7. Les agrégats monétaires ont en grande partie été sous contrôle et l’inflation est globalement restée à un chiffre pendant cette période. Après un pic à 16,4 pour cent en 2011, la croissance de la masse monétaire (M3) a rapidement baissé à 5,5 pour cent en 2013. Alors qu’une faible demande a permis au crédit au secteur privé d’augmenter en conjonction avec le PIB nominal jusqu’en 2012, il s’est accéléré en 2013 essentiellement en raison des découverts, dont ceux relatifs aux importations de produits pétroliers, et dans une moindre mesure des crédits à moyen terme (équipements) et à long terme (équipements et habitat). Le secteur bancaire est resté raisonnablement rentable et liquide.

8. Le secteur minier est un élément majeur des flux de la balance des paiements.

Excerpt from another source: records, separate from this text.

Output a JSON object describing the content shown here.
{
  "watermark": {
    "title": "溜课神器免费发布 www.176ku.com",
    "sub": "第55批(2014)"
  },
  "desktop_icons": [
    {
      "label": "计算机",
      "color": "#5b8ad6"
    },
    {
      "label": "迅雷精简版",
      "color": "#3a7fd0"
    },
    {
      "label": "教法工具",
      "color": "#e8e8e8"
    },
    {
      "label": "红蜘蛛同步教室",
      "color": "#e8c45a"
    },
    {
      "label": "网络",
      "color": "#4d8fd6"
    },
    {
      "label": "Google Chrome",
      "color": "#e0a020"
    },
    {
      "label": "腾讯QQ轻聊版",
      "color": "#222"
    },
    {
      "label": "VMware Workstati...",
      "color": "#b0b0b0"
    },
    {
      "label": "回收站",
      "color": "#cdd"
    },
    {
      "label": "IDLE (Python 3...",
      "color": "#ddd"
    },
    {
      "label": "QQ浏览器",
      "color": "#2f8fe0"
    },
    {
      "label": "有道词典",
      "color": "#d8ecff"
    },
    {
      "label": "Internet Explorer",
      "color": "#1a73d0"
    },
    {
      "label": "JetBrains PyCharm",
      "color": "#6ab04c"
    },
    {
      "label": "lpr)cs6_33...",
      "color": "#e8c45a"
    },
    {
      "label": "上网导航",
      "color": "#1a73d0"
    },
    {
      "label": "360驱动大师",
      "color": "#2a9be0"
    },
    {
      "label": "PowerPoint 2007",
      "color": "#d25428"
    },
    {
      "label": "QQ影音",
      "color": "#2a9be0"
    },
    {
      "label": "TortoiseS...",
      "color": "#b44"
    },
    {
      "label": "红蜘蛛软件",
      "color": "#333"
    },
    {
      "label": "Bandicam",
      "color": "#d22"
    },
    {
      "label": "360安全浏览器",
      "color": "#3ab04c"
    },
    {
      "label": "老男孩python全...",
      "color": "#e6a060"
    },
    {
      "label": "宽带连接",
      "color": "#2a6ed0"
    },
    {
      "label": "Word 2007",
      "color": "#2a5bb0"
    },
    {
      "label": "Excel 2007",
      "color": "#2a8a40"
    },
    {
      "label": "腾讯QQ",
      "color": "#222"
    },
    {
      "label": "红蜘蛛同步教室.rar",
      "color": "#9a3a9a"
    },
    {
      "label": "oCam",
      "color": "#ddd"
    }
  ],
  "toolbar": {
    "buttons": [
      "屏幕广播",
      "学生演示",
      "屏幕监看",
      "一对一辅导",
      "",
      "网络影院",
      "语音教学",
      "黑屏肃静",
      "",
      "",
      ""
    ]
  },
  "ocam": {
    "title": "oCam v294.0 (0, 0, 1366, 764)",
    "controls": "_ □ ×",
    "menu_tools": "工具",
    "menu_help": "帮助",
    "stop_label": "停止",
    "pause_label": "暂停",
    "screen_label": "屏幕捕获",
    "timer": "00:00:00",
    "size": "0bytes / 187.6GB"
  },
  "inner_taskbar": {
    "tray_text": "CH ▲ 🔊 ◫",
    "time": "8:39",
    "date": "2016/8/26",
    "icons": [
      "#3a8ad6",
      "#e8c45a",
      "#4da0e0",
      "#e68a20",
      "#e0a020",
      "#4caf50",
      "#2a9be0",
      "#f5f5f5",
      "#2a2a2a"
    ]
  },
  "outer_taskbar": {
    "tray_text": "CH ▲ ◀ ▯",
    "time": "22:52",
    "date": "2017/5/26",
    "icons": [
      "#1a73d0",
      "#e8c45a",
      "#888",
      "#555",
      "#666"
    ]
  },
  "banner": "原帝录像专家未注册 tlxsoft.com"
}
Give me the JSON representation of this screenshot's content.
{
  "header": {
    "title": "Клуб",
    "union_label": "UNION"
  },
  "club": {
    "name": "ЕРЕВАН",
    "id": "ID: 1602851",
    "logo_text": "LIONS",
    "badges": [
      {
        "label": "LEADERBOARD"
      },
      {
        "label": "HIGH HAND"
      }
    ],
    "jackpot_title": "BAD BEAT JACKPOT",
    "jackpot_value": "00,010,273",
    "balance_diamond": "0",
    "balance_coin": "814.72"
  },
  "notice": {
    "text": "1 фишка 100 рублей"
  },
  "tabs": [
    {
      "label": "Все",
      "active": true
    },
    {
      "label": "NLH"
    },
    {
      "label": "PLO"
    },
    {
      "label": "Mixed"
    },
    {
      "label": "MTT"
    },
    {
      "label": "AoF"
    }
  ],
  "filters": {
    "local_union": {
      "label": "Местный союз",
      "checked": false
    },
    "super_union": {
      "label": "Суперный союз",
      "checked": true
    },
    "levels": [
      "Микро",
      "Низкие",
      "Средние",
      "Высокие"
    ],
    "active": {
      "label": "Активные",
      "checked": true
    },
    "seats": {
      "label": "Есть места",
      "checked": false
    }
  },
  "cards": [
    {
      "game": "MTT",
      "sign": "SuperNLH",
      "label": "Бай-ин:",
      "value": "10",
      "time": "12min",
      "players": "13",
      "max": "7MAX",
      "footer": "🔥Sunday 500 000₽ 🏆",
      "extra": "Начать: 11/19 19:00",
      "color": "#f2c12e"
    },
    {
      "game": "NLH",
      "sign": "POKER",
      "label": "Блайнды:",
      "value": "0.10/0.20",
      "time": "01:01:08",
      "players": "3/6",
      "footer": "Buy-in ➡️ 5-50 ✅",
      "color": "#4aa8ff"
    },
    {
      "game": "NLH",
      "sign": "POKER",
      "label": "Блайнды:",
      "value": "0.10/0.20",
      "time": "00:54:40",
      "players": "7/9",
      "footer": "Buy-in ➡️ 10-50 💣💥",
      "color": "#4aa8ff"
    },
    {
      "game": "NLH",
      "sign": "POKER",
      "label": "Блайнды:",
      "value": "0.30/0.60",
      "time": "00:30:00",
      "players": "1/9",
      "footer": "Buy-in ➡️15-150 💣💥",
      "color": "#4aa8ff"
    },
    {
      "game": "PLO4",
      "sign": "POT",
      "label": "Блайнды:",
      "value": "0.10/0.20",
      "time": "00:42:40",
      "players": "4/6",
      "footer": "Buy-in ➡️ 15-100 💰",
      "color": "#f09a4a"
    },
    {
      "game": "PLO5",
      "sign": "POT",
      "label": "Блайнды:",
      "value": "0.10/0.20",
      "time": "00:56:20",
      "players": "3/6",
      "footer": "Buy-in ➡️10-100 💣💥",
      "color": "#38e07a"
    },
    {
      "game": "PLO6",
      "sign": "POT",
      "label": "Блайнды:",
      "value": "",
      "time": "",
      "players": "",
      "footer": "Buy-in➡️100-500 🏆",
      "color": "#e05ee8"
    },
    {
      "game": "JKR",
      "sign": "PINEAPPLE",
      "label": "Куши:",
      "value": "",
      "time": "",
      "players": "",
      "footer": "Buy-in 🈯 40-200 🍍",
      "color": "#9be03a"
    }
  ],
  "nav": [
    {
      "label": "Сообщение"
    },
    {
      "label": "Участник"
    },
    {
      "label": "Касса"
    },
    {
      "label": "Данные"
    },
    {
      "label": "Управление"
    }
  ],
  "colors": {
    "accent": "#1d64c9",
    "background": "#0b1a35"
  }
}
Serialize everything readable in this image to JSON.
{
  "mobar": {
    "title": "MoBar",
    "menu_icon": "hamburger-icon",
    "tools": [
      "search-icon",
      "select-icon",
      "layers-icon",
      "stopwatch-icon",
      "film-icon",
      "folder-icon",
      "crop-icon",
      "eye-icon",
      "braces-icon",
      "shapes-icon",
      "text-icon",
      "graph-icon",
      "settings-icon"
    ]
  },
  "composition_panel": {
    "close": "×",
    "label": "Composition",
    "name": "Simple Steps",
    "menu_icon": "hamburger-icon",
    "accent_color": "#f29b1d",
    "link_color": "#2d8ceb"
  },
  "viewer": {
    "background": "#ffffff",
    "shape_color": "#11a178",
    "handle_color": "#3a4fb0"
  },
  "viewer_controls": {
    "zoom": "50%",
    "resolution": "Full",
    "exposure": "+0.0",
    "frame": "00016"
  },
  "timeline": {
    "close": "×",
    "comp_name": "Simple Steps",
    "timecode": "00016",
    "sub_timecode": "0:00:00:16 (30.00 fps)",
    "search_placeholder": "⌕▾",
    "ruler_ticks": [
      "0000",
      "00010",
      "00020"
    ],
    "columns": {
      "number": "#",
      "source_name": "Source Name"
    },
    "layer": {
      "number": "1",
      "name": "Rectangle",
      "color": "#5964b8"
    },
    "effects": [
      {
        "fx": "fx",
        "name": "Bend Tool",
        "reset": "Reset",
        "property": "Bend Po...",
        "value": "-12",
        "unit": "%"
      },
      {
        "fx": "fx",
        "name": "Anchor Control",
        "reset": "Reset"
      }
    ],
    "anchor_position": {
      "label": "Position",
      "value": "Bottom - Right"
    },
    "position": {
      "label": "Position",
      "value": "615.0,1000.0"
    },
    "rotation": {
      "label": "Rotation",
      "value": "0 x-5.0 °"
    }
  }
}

Le déficit du compte courant a atteint un niveau record de 21 pour cent du PIB en 2009 en raison des

importations associées aux biens d’investissement qui ont été financées par des entrées d’IDE. Il a baissé à 5,3 pour cent du PIB à fin 2013. Après un niveau record de couverture de 3,7 mois d’importations à fin 2011, les réserves de change ont commencé à baisser en 2012. Le déclin s’est accéléré en 2013 en raison de la convention de subvention d’importation de produits pétroliers et de la forte augmentation des importations alimentaires. Et cela dans un contexte de baisse des IDE et de sorties persistantes nettes en provenance des transactions du secteur privé qui ont augmenté avant les élections de 2013. Par conséquent, la couverture des réserves de change a chuté à 2,2 mois d’importations à la fin du mois de mars 2014.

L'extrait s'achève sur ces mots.